From those sentences it is clear that the government is giving our young men and women a nod and a wink to go ahead to be drug ‘entrepreneurs’. Hundreds of hopeless desperadoes in Tanzania will gladly join in to be drug mules. You can openly see that in the streets Dar and Zenj, Stone Town.
In neighboring Kenya when the police catch you with a joint of ganja, you are fined double the value of the msokoto – plust 10 years in jail.

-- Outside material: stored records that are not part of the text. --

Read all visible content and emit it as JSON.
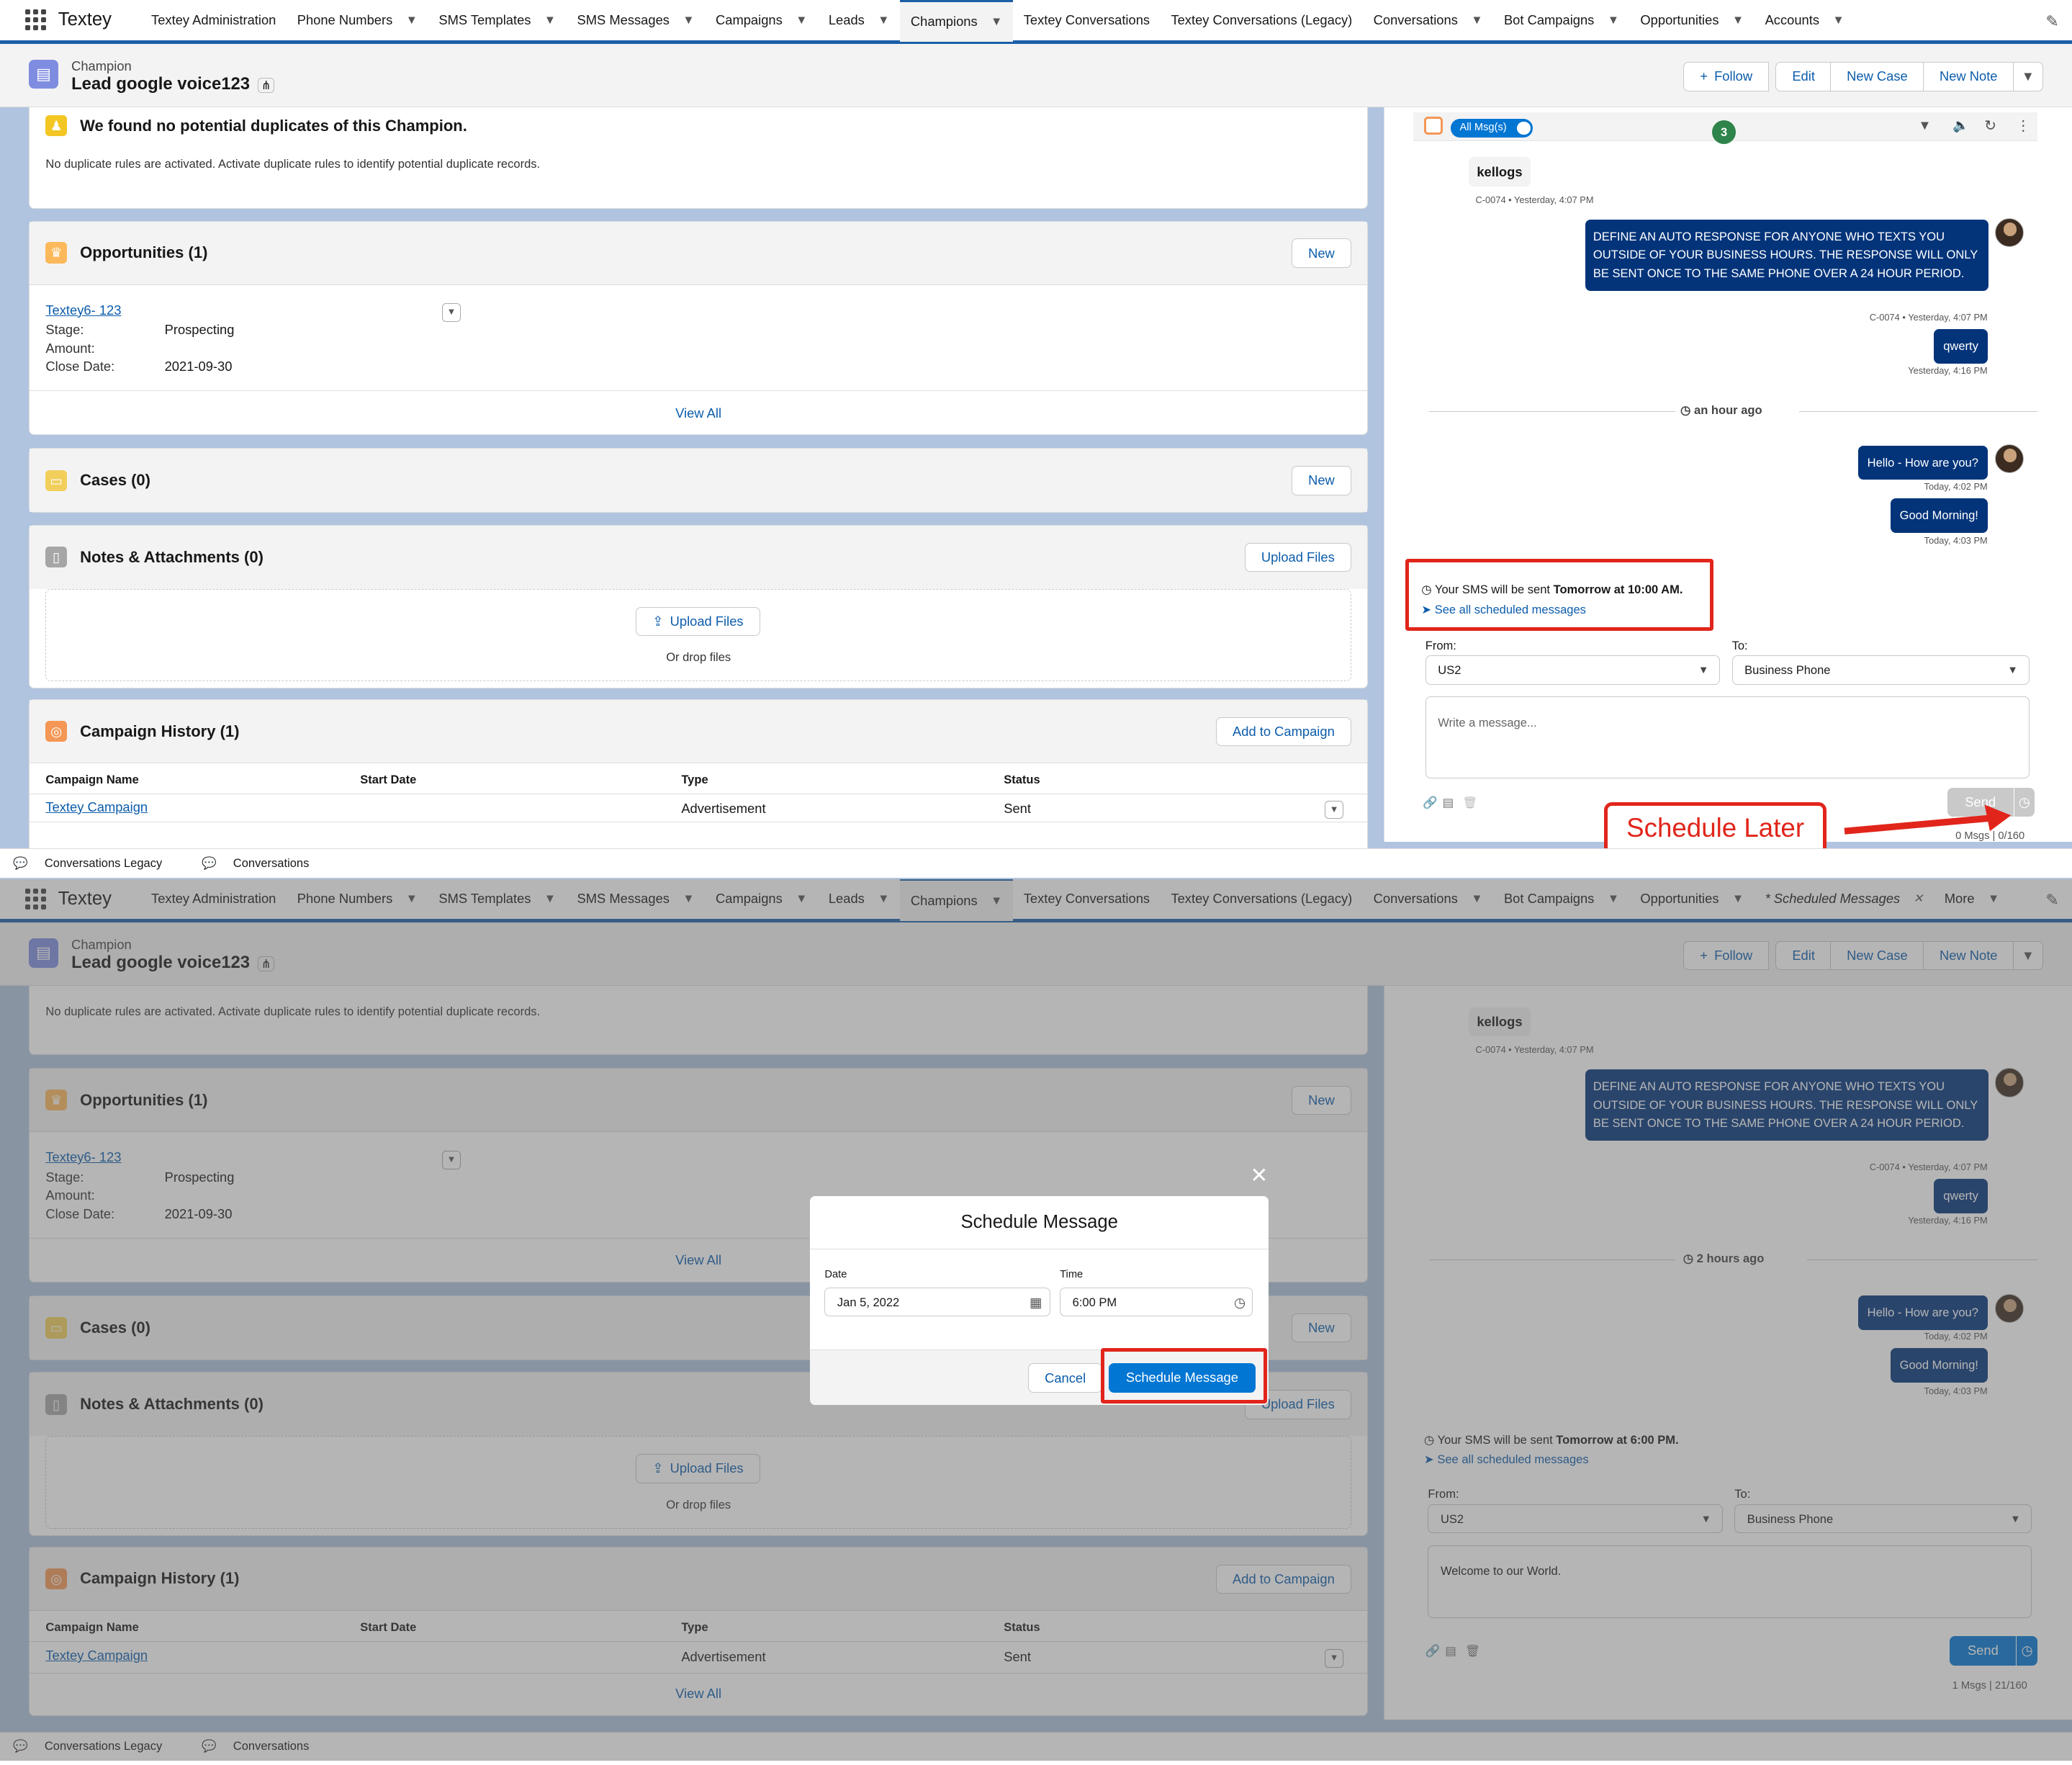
{
  "app": {
    "name": "Textey"
  },
  "nav": {
    "tabs": [
      "Textey Administration",
      "Phone Numbers",
      "SMS Templates",
      "SMS Messages",
      "Campaigns",
      "Leads",
      "Champions",
      "Textey Conversations",
      "Textey Conversations (Legacy)",
      "Conversations",
      "Bot Campaigns",
      "Opportunities",
      "Accounts"
    ],
    "tabs2": [
      "Textey Administration",
      "Phone Numbers",
      "SMS Templates",
      "SMS Messages",
      "Campaigns",
      "Leads",
      "Champions",
      "Textey Conversations",
      "Textey Conversations (Legacy)",
      "Conversations",
      "Bot Campaigns",
      "Opportunities"
    ],
    "scheduled_tab": "* Scheduled Messages",
    "more": "More"
  },
  "record": {
    "type": "Champion",
    "name": "Lead google voice123",
    "buttons": {
      "follow": "Follow",
      "edit": "Edit",
      "new_case": "New Case",
      "new_note": "New Note"
    }
  },
  "duplicates": {
    "title": "We found no potential duplicates of this Champion.",
    "note": "No duplicate rules are activated. Activate duplicate rules to identify potential duplicate records."
  },
  "opportunities": {
    "title": "Opportunities (1)",
    "new": "New",
    "item": {
      "name": "Textey6- 123",
      "stage_label": "Stage:",
      "stage": "Prospecting",
      "amount_label": "Amount:",
      "close_label": "Close Date:",
      "close": "2021-09-30"
    },
    "view_all": "View All"
  },
  "cases": {
    "title": "Cases (0)",
    "new": "New"
  },
  "notes": {
    "title": "Notes & Attachments (0)",
    "upload_btn": "Upload Files",
    "upload_inner": "Upload Files",
    "drop": "Or drop files"
  },
  "campaigns": {
    "title": "Campaign History (1)",
    "add": "Add to Campaign",
    "columns": [
      "Campaign Name",
      "Start Date",
      "Type",
      "Status"
    ],
    "row": {
      "name": "Textey Campaign",
      "start": "",
      "type": "Advertisement",
      "status": "Sent"
    },
    "view_all": "View All"
  },
  "chat": {
    "toggle": "All Msg(s)",
    "badge": "3",
    "contact": "kellogs",
    "contact_meta": "C-0074 • Yesterday, 4:07 PM",
    "msg1": "DEFINE AN AUTO RESPONSE FOR ANYONE WHO TEXTS YOU OUTSIDE OF YOUR BUSINESS HOURS. THE RESPONSE WILL ONLY BE SENT ONCE TO THE SAME PHONE OVER A 24 HOUR PERIOD.",
    "msg1_meta": "C-0074 • Yesterday, 4:07 PM",
    "msg2": "qwerty",
    "msg2_meta": "Yesterday, 4:16 PM",
    "divider1": "an hour ago",
    "divider2": "2 hours ago",
    "msg3": "Hello - How are you?",
    "msg3_meta": "Today, 4:02 PM",
    "msg4": "Good Morning!",
    "msg4_meta": "Today, 4:03 PM",
    "sched_prefix": "Your SMS will be sent ",
    "sched_when1": "Tomorrow at 10:00 AM.",
    "sched_when2": "Tomorrow at 6:00 PM.",
    "see_all": "See all scheduled messages",
    "from_label": "From:",
    "from_value": "US2",
    "to_label": "To:",
    "to_value": "Business Phone",
    "placeholder": "Write a message...",
    "message_value": "Welcome to our World.",
    "send": "Send",
    "counter1": "0 Msgs | 0/160",
    "counter2": "1 Msgs | 21/160"
  },
  "annotation": {
    "label": "Schedule Later"
  },
  "bottombar": {
    "item1": "Conversations Legacy",
    "item2": "Conversations"
  },
  "modal": {
    "title": "Schedule Message",
    "date_label": "Date",
    "date_value": "Jan 5, 2022",
    "time_label": "Time",
    "time_value": "6:00 PM",
    "cancel": "Cancel",
    "confirm": "Schedule Message"
  },
  "colors": {
    "brand": "#1b5fa8",
    "accent": "#0176d3",
    "bubble": "#03347a",
    "annotation": "#e1251b"
  }
}
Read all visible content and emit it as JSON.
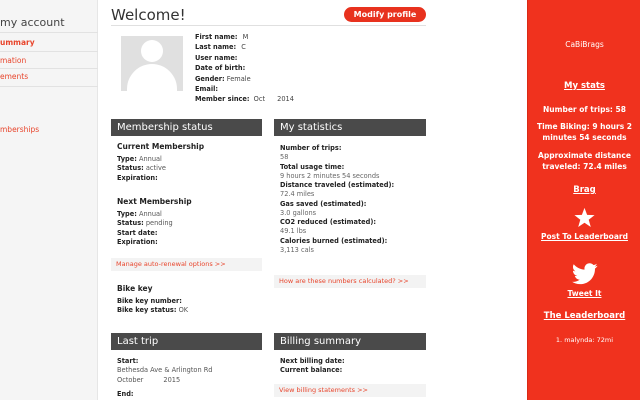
{
  "nav": {
    "title": "my account",
    "items": [
      "ummary",
      "mation",
      "ements",
      "mberships"
    ]
  },
  "header": {
    "welcome": "Welcome!",
    "modify_button": "Modify profile"
  },
  "profile": {
    "first_name_label": "First name:",
    "first_name": "M",
    "last_name_label": "Last name:",
    "last_name": "C",
    "user_name_label": "User name:",
    "user_name": "",
    "dob_label": "Date of birth:",
    "dob": "",
    "gender_label": "Gender:",
    "gender": "Female",
    "email_label": "Email:",
    "email": "",
    "member_since_label": "Member since:",
    "member_since": "Oct",
    "member_since_year": "2014"
  },
  "membership": {
    "title": "Membership status",
    "current_title": "Current Membership",
    "current_type_label": "Type:",
    "current_type": "Annual",
    "current_status_label": "Status:",
    "current_status": "active",
    "current_expiration_label": "Expiration:",
    "current_expiration": "",
    "next_title": "Next Membership",
    "next_type_label": "Type:",
    "next_type": "Annual",
    "next_status_label": "Status:",
    "next_status": "pending",
    "next_start_label": "Start date:",
    "next_start": "",
    "next_expiration_label": "Expiration:",
    "next_expiration": "",
    "auto_renewal_link": "Manage auto-renewal options >>",
    "bike_key_title": "Bike key",
    "bike_key_number_label": "Bike key number:",
    "bike_key_number": "",
    "bike_key_status_label": "Bike key status:",
    "bike_key_status": "OK"
  },
  "stats": {
    "title": "My statistics",
    "trips_label": "Number of trips:",
    "trips": "58",
    "usage_label": "Total usage time:",
    "usage": "9 hours 2 minutes 54 seconds",
    "distance_label": "Distance traveled (estimated):",
    "distance": "72.4 miles",
    "gas_label": "Gas saved (estimated):",
    "gas": "3.0 gallons",
    "co2_label": "CO2 reduced (estimated):",
    "co2": "49.1 lbs",
    "calories_label": "Calories burned (estimated):",
    "calories": "3,113 cals",
    "calc_link": "How are these numbers calculated? >>"
  },
  "last_trip": {
    "title": "Last trip",
    "start_label": "Start:",
    "start_location": "Bethesda Ave & Arlington Rd",
    "start_month": "October",
    "start_year": "2015",
    "end_label": "End:"
  },
  "billing": {
    "title": "Billing summary",
    "next_billing_label": "Next billing date:",
    "next_billing": "",
    "balance_label": "Current balance:",
    "balance": "",
    "statements_link": "View billing statements >>"
  },
  "sidebar": {
    "brand": "CaBiBrags",
    "my_stats": "My stats",
    "trips_line": "Number of trips: 58",
    "time_line1": "Time Biking: 9 hours 2",
    "time_line2": "minutes 54 seconds",
    "dist_line1": "Approximate distance",
    "dist_line2": "traveled: 72.4 miles",
    "brag": "Brag",
    "leaderboard_post": "Post To Leaderboard",
    "tweet": "Tweet It",
    "leaderboard": "The Leaderboard",
    "leaderboard_entry": "1. malynda: 72mi"
  },
  "colors": {
    "accent": "#f0321e",
    "panel_header": "#4a4a4a",
    "link": "#e8452c"
  },
  "icons": {
    "star": "star-icon",
    "bird": "twitter-bird-icon"
  }
}
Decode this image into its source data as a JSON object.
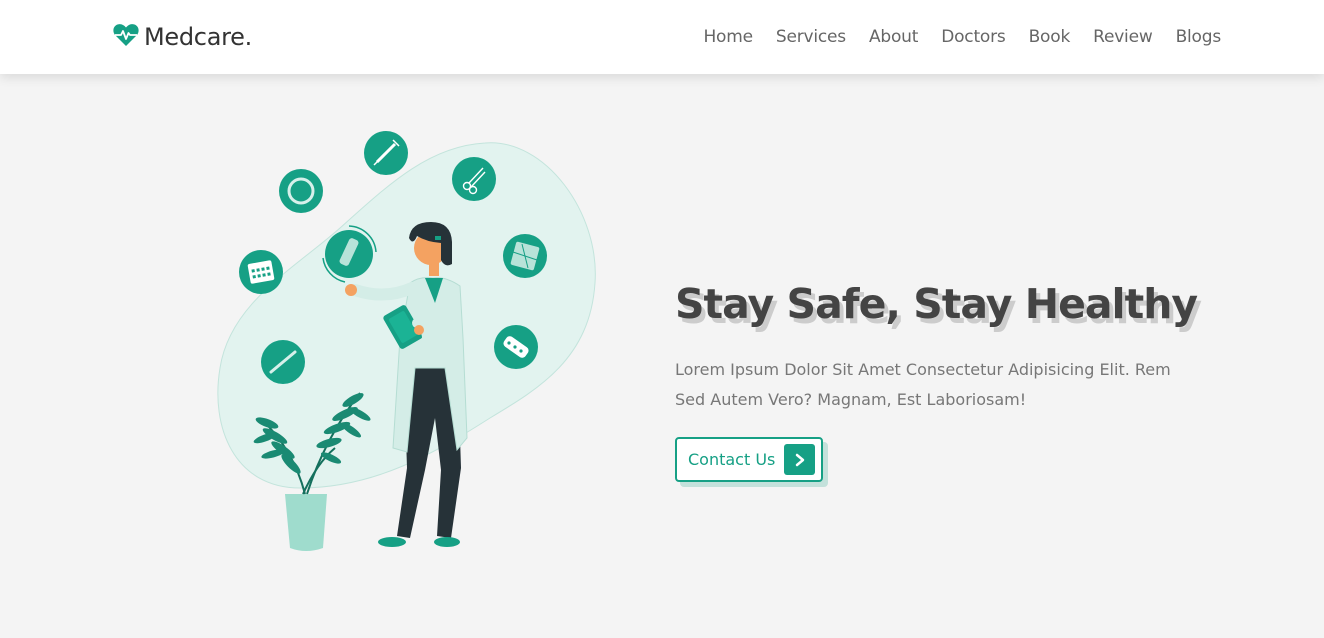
{
  "brand": {
    "name": "Medcare.",
    "icon": "heart-pulse-icon",
    "color": "#16a085"
  },
  "nav": {
    "items": [
      {
        "label": "Home"
      },
      {
        "label": "Services"
      },
      {
        "label": "About"
      },
      {
        "label": "Doctors"
      },
      {
        "label": "Book"
      },
      {
        "label": "Review"
      },
      {
        "label": "Blogs"
      }
    ]
  },
  "hero": {
    "title": "Stay Safe, Stay Healthy",
    "text": "Lorem Ipsum Dolor Sit Amet Consectetur Adipisicing Elit. Rem Sed Autem Vero? Magnam, Est Laboriosam!",
    "button": {
      "label": "Contact Us",
      "icon": "chevron-right-icon"
    },
    "illustration": "doctor-with-medical-icons"
  },
  "colors": {
    "accent": "#16a085",
    "heading": "#444444",
    "body_text": "#777777",
    "background": "#f4f4f4"
  }
}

In Saudi Arabia if you are caught peddling drugs you may easily loose your head. It will be chopped off your neck with a razor sharp jambiyeh and may the Lord have mercy on your poor soul.
In the Far East and other places like Thailand you simply face the firing squad when you are caught messing around with drugs. I remember a lady in Dar who was suddenly prosperous and ostensibly doing very fine materially. The Yemen customs police saw drugs in her body containers. The authorities opened up her tummy, removed the evidence and left her to die, which she did.
But in Tanzania, do drugs and they give you an obscenely low fine which you pay and promptly go back to your ‘business.’ Preventive punishment is not in our culture. In fact big time thuggery is very rewarding in Bongo.